Man alone develops the intellectual mind and is responsible for its composition as he lives along through life. This phase is a mixture of man's instinctive desires and cravings coupled with the knowledge he has gained from others and from his own intuitive discoveries. Within man's intellect, he organizes a vast amount of knowledge that begins to accumulate from a very early age. Ninety percent of this knowledge deals with the externality of the world and mind itself. The intellect can consume most of man's time through an incarnation, and usually does, lifetime after lifetime.

The intuitive, or superconscious, phase is even more complex, more organized, more refined than the instinctive or intellectual phases. It is mystically known as the mind of light, for when one is in this state of mind, he may see light within his head, and sometimes throughout the entirety of his physical body, if his inner sight is developed enough. Otherwise, he just begins to feel good all over, as actinic energy permeates his nervous system. When intuitive flashes come, he knows the next thing to be done in a creative activity. This is the superconscious area of the mind. When man is extremely perceptive, tremendously creative and knowledge seems to come to him from the inside of himself spontaneously, he is a superconscious being.

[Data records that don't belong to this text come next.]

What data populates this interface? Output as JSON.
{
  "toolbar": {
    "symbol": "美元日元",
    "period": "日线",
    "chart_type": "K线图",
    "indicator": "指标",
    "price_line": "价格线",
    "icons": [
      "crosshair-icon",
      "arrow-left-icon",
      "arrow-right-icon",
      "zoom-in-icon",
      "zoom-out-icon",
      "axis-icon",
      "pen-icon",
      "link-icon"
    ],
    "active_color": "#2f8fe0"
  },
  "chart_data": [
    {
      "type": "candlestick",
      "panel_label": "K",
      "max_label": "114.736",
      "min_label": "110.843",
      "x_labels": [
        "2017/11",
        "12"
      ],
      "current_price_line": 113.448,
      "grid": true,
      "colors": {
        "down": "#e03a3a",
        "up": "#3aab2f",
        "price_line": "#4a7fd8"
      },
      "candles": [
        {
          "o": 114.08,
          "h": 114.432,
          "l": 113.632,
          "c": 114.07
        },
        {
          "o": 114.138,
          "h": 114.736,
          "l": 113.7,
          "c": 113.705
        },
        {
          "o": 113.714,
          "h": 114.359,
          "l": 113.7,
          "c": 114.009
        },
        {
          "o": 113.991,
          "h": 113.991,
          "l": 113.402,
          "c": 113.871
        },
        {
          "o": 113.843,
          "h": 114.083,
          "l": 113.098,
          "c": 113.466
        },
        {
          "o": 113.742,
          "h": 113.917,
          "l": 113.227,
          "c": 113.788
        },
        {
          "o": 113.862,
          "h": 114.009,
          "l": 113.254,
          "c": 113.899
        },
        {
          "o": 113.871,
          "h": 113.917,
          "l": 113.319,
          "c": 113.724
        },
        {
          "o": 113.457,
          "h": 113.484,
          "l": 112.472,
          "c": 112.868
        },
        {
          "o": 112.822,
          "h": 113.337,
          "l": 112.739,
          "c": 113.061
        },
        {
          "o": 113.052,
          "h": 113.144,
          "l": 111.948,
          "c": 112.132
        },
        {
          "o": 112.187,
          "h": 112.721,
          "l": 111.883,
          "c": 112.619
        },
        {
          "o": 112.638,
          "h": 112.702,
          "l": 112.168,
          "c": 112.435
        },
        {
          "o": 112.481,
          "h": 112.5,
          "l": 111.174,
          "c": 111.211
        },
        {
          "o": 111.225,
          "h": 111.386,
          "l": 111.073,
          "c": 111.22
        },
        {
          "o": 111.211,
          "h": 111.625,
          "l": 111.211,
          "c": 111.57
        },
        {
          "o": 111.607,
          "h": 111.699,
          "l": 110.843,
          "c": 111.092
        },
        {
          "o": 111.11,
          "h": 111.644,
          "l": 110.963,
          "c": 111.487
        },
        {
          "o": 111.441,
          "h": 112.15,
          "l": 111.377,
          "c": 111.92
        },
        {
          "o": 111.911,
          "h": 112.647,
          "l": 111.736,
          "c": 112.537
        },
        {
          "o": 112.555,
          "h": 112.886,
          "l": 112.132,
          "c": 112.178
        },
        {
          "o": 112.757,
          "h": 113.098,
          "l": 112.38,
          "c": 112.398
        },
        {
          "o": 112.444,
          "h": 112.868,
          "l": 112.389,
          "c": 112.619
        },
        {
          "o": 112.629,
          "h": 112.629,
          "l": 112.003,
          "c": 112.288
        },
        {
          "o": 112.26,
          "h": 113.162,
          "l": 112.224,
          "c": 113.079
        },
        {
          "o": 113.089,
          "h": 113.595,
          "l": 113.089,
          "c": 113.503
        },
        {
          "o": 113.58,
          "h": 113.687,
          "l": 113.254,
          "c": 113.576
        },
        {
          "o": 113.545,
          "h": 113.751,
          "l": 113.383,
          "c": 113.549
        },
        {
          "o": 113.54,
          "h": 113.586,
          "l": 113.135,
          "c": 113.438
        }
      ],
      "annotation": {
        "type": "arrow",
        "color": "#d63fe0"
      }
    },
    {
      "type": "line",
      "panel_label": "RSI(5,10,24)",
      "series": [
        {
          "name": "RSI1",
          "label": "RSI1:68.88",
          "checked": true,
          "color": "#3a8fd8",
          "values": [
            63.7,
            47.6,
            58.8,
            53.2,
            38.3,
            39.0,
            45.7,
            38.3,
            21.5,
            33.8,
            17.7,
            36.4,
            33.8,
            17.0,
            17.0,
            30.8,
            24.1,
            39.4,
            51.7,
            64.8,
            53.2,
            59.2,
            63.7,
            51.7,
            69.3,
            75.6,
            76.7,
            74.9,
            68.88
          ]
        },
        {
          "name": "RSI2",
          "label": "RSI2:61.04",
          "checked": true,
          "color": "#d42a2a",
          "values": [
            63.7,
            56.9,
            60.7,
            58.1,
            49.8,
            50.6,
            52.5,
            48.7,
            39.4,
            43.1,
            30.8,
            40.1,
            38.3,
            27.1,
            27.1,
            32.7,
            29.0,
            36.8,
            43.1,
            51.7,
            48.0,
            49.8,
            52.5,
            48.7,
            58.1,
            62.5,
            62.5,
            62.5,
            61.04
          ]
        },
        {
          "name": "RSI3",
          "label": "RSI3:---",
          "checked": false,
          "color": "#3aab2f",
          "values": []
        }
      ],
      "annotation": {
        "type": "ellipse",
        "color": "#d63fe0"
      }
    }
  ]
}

Instinctive is a word that some may understand and others take offense at. Don't. It only means "natural or innate," naming the drives and impulses that order the animal world and the physical and lower astral aspects of humans. For example, self-preservation, procreation, hunger and thirst, as well as the emotions of greed, hatred, anger, fear, lust and jealousy, are all instinctive forces. They are very real in animals and humans alike. When the mind functions instinctively, it is controlled by the habit impressions made in the subconscious during its journey through the experiences of life. Instinctive also means that the driving force comes from the sexual nature. The nature is turned in that direction subconsciously, even though the conscious mind may not be cognizant of the fact. It also means that in the event of an emergency, the animal nature would take over completely, being jarred loose from lack of what I term "mind-control," or from what might be called self-control.